Pendant ce temps, Cornélia revenait vers la Belle-Roulotte, où la besogne ne manquait pas, disant:.

«Allons, Napoléone!

– Me voici, mère.

– Et toi, Kayette?…

– À l’instant, madame Cascabel!»

Mais c’était l’occasion que cherchait Kayette de se trouver seule avec le chef de la famille.

«Monsieur Cascabel?… dit-elle, en allant vers lui.

– Ma petite caille?

– Je voudrais vous parler.

– Me parler?…

– Secrètement.

– Secrètement?»

Puis, mentalement, il se dit:

«Que me veut-elle, ma petite Kayette?… Serait-ce à propos de mon pauvre Jean?”

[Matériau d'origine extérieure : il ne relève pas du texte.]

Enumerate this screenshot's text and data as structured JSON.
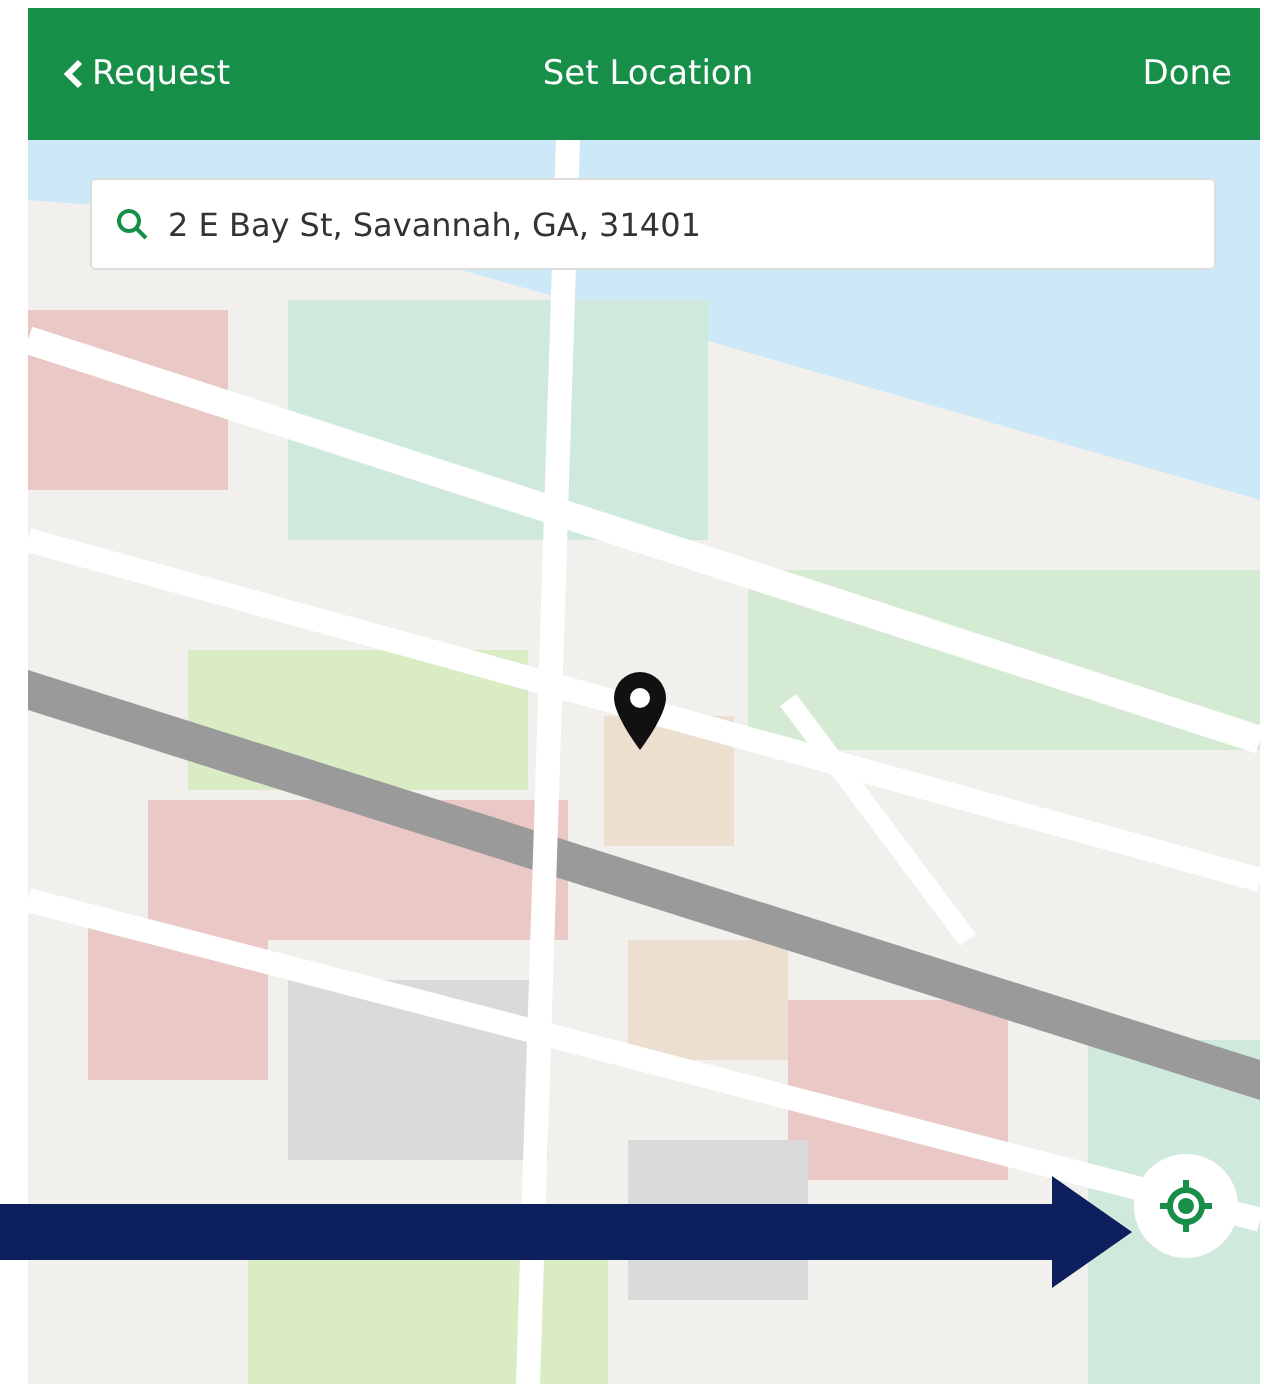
{
  "header": {
    "back_label": "Request",
    "title": "Set Location",
    "done_label": "Done"
  },
  "search": {
    "value": "2 E Bay St, Savannah, GA, 31401"
  }
}
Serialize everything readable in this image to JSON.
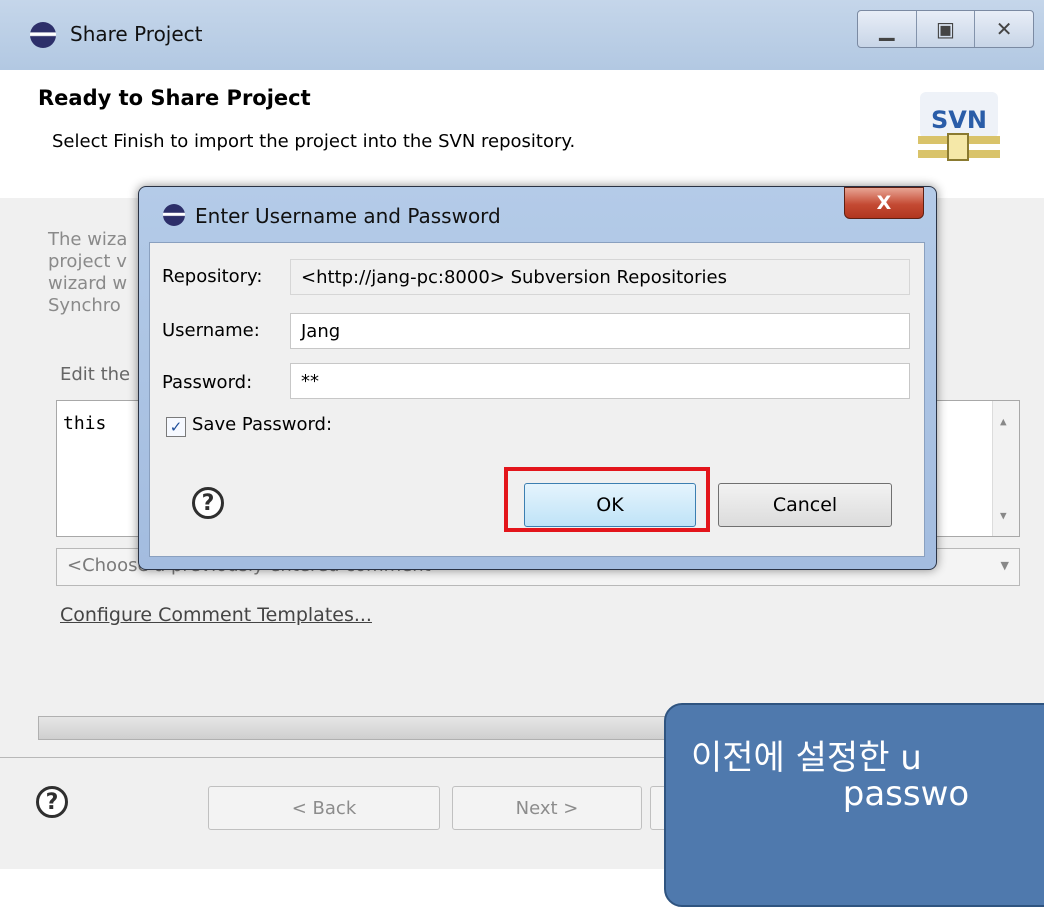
{
  "main_window": {
    "title": "Share Project",
    "header": {
      "title": "Ready to Share Project",
      "description": "Select Finish to import the project into the SVN repository.",
      "logo_text": "SVN"
    },
    "background_text": {
      "line1": "The wiza",
      "line2": "project v",
      "line3": "wizard w",
      "line4": "Synchro",
      "edit_label": "Edit the"
    },
    "comment_text": "this",
    "combo_placeholder": "<Choose a previously entered comment>",
    "configure_link": "Configure Comment Templates...",
    "buttons": {
      "back": "< Back",
      "next": "Next >"
    }
  },
  "dialog": {
    "title": "Enter Username and Password",
    "close_label": "X",
    "repository_label": "Repository:",
    "repository_value": "<http://jang-pc:8000> Subversion Repositories",
    "username_label": "Username:",
    "username_value": "Jang",
    "password_label": "Password:",
    "password_value": "**",
    "save_password_label": "Save Password:",
    "save_password_checked": true,
    "ok_label": "OK",
    "cancel_label": "Cancel"
  },
  "callout": {
    "line1": "이전에 설정한 u",
    "line2": "passwo"
  },
  "colors": {
    "titlebar": "#b8cce4",
    "callout": "#4f79ad",
    "highlight": "#e3151b",
    "close_button": "#c44a33"
  }
}
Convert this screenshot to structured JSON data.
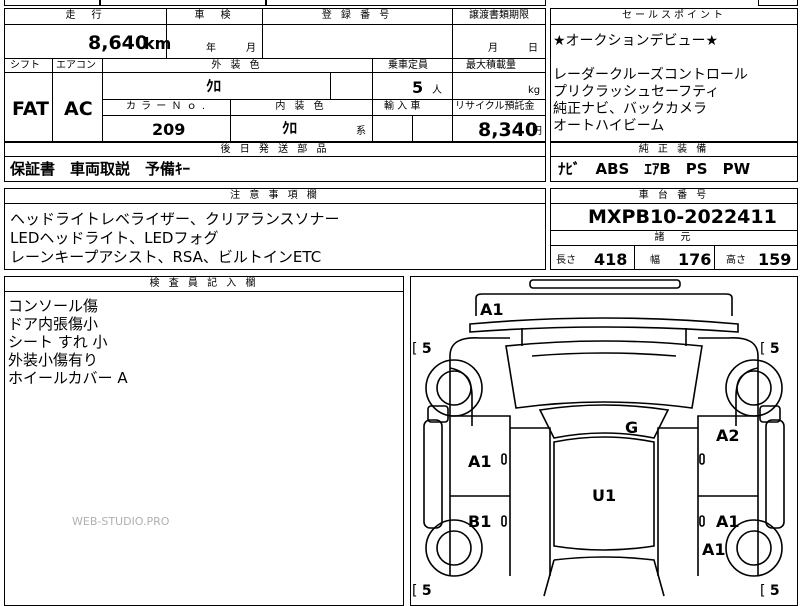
{
  "top_strip": {
    "cell1_partial": "",
    "cell2_partial": "",
    "cell3_partial": ""
  },
  "mileage": {
    "header": "走　行",
    "value": "8,640",
    "unit": "km"
  },
  "inspection": {
    "header": "車　検",
    "year_unit": "年",
    "month_unit": "月"
  },
  "registration": {
    "header": "登 録 番 号",
    "value": ""
  },
  "transfer_deadline": {
    "header": "譲渡書類期限",
    "month_unit": "月",
    "day_unit": "日"
  },
  "selling_points": {
    "header": "セールスポイント",
    "lines": [
      "★オークションデビュー★",
      "",
      "レーダークルーズコントロール",
      "プリクラッシュセーフティ",
      "純正ナビ、バックカメラ",
      "オートハイビーム"
    ]
  },
  "shift": {
    "header": "シフト",
    "value": "FAT"
  },
  "aircon": {
    "header": "エアコン",
    "value": "AC"
  },
  "exterior_color": {
    "header": "外 装 色",
    "value": "ｸﾛ"
  },
  "capacity": {
    "header": "乗車定員",
    "value": "5",
    "unit": "人"
  },
  "max_load": {
    "header": "最大積載量",
    "unit": "kg"
  },
  "color_no": {
    "header": "カ ラ ー Ｎ ｏ .",
    "value": "209"
  },
  "interior_color": {
    "header": "内 装 色",
    "value": "ｸﾛ",
    "unit": "系"
  },
  "import": {
    "header": "輸 入 車"
  },
  "recycle": {
    "header": "リサイクル預託金",
    "value": "8,340",
    "unit": "円"
  },
  "later_parts": {
    "header": "後 日 発 送 部 品",
    "value": "保証書　車両取説　予備ｷｰ"
  },
  "factory_equipment": {
    "header": "純 正 装 備",
    "value": "ﾅﾋﾞ　ABS　ｴｱB　PS　PW"
  },
  "notes": {
    "header": "注 意 事 項 欄",
    "lines": [
      "ヘッドライトレベライザー、クリアランスソナー",
      "LEDヘッドライト、LEDフォグ",
      "レーンキープアシスト、RSA、ビルトインETC"
    ]
  },
  "chassis": {
    "header": "車 台 番 号",
    "value": "MXPB10-2022411"
  },
  "specs": {
    "header": "諸　元",
    "length_label": "長さ",
    "length": "418",
    "width_label": "幅",
    "width": "176",
    "height_label": "高さ",
    "height": "159"
  },
  "inspector": {
    "header": "検 査 員 記 入 欄",
    "lines": [
      "コンソール傷",
      "ドア内張傷小",
      "シート すれ 小",
      "外装小傷有り",
      "ホイールカバー A"
    ]
  },
  "watermark": "WEB-STUDIO.PRO",
  "diagram": {
    "marks": {
      "front_bumper": "A1",
      "roof": "G",
      "cabin": "U1",
      "left_front_door": "A1",
      "left_rear_door": "B1",
      "right_front_door": "A2",
      "right_rear_door": "A1",
      "right_rear_quarter": "A1"
    },
    "tyre_labels": {
      "front_left": "5",
      "front_right": "5",
      "rear_left": "5",
      "rear_right": "5"
    }
  }
}
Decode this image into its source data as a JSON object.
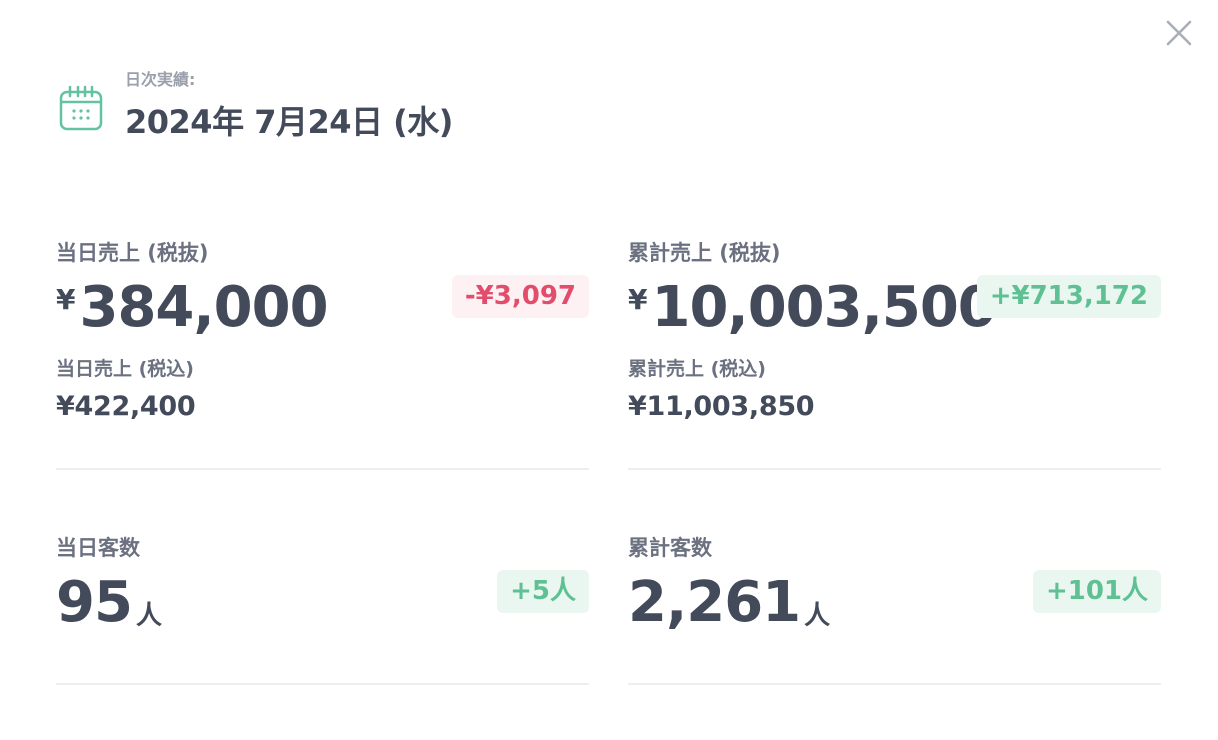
{
  "header": {
    "label": "日次実績:",
    "date": "2024年 7月24日 (水)"
  },
  "sales_day": {
    "label": "当日売上 (税抜)",
    "currency": "¥",
    "value": "384,000",
    "diff": "-¥3,097",
    "sub_label": "当日売上 (税込)",
    "sub_value": "¥422,400"
  },
  "sales_total": {
    "label": "累計売上 (税抜)",
    "currency": "¥",
    "value": "10,003,500",
    "diff": "+¥713,172",
    "sub_label": "累計売上 (税込)",
    "sub_value": "¥11,003,850"
  },
  "customers_day": {
    "label": "当日客数",
    "value": "95",
    "unit": "人",
    "diff": "+5人"
  },
  "customers_total": {
    "label": "累計客数",
    "value": "2,261",
    "unit": "人",
    "diff": "+101人"
  },
  "colors": {
    "text": "#434a5a",
    "muted": "#6b7180",
    "negative": "#e34d6c",
    "negative_bg": "#fdf1f3",
    "positive": "#5ec093",
    "positive_bg": "#eaf7f1",
    "icon_accent": "#63c2a0"
  },
  "icons": {
    "close": "close-icon",
    "calendar": "calendar-icon"
  }
}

Tous deux se dirigèrent vers la gauche du zavody, laissant Cornélia occupée à la Belle-Roulotte.

«Eh bien, ma chère fille, demanda M. Cascabel, que me veux-tu, et pourquoi ce mystère?

– Monsieur Cascabel, répondit Kayette, voilà trois jours que je désire vous parler, sans que personne ne puisse nous entendre ni même s’en apercevoir.

– C’est donc bien grave, ce que tu as à me dire?

– Monsieur Cascabel, je sais que M. Serge s’appelle le comte Narkine!

– Hein!… Le comte Narkine!… s’écria M. Cascabel. Tu sais?… Et comment as-tu appris cela?…

– Par des gens qui vous écoutaient pendant que vous causiez avec M. Serge… l’autre soir… au village de Mouji!

– Est-il possible?

– Et, comme à son tour, je les ai entendus s’entretenir du comte Narkine et de vous, sans qu’ils s’en doutent…

– Quels sont ces gens?…

– Ortik et Kirschef!

– Quoi!… ils savent?…

– Oui, monsieur Cascabel, et ils savent aussi que M. Serge est un condamné politique, qui rentre en Russie pour y revoir son père, le prince Narkine!»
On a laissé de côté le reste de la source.